Engine / Model Wall clock Realtime factor Notes
Local whisper.cpp base 3.6s 83x RT Best speed/quality trade-off
SenseVoice 2024 6.6s 46x RT Good quality, 50+ languages
Sherpa-ONNX Whisper base 10.9s 27x RT
Moonshine base 14.1s 21x RT
Local whisper.cpp large-v3-turbo 33.7s 8.9x RT Highest transcription quality
Sherpa-ONNX Whisper turbo 47.2s 6.4x RT

Notes:

  • Local whisper.cpp (GGML) is consistently the fastest engine for a given model size.
  • SenseVoice 2024 offers excellent speed with good quality. Avoid the SenseVoice 2025 model -- it is a regression in quality.
  • Moonshine provides a compact alternative but is slower than Whisper at the same size tier.
  • For highest quality where speed is not critical, use large-v3-turbo with local whisper.cpp.

VAD vs FFmpeg silencedetect segmentation

VAD-based segmentation (Silero VAD via --vad-model) and FFmpeg silencedetect produce different segment boundaries. Key differences to observe when benchmarking:

  • Segment boundary quality: VAD detects speech regions directly, so segment boundaries align with actual speech. FFmpeg silencedetect splits at silence midpoints, which can cut mid-word if silence gaps are short or thresholds are mistuned.
  • Segment count: VAD typically produces more segments (one per speech region after merging) while silencedetect produces fewer, longer segments based on silence gaps.
  • Processing overhead: VAD runs on the audio samples in-memory (fast, no subprocess).

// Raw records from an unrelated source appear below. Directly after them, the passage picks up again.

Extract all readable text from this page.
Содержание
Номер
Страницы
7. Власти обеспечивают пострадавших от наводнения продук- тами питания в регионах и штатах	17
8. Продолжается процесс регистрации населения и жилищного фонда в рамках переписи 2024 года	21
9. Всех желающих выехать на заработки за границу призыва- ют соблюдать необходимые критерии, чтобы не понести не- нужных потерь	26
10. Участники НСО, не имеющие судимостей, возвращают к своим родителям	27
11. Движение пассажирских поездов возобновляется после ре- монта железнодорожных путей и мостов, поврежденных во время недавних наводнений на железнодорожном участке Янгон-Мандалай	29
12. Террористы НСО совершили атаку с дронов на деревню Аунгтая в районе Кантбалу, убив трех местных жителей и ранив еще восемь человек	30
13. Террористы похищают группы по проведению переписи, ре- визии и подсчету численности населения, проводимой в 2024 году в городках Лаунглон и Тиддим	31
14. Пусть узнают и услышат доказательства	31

FFmpeg silencedetect runs as a subprocess and requires parsing its stderr output.
  • Transcript quality: VAD-segmented transcripts tend to have fewer artifacts at segment boundaries because chunks start and end at speech boundaries with 250ms padding, rather than at arbitrary silence midpoints.

When comparing, use the same audio file and model to isolate the effect of the segmentation method on overall transcript quality and timing.

CI/automatable baseline

For now, treat these as manual benchmarks in a fixed environment. If you want to automate later:

  • add a dedicated criterion benchmark target,
  • pin fixture files,
  • and fail CI only on large regressions with generous tolerances.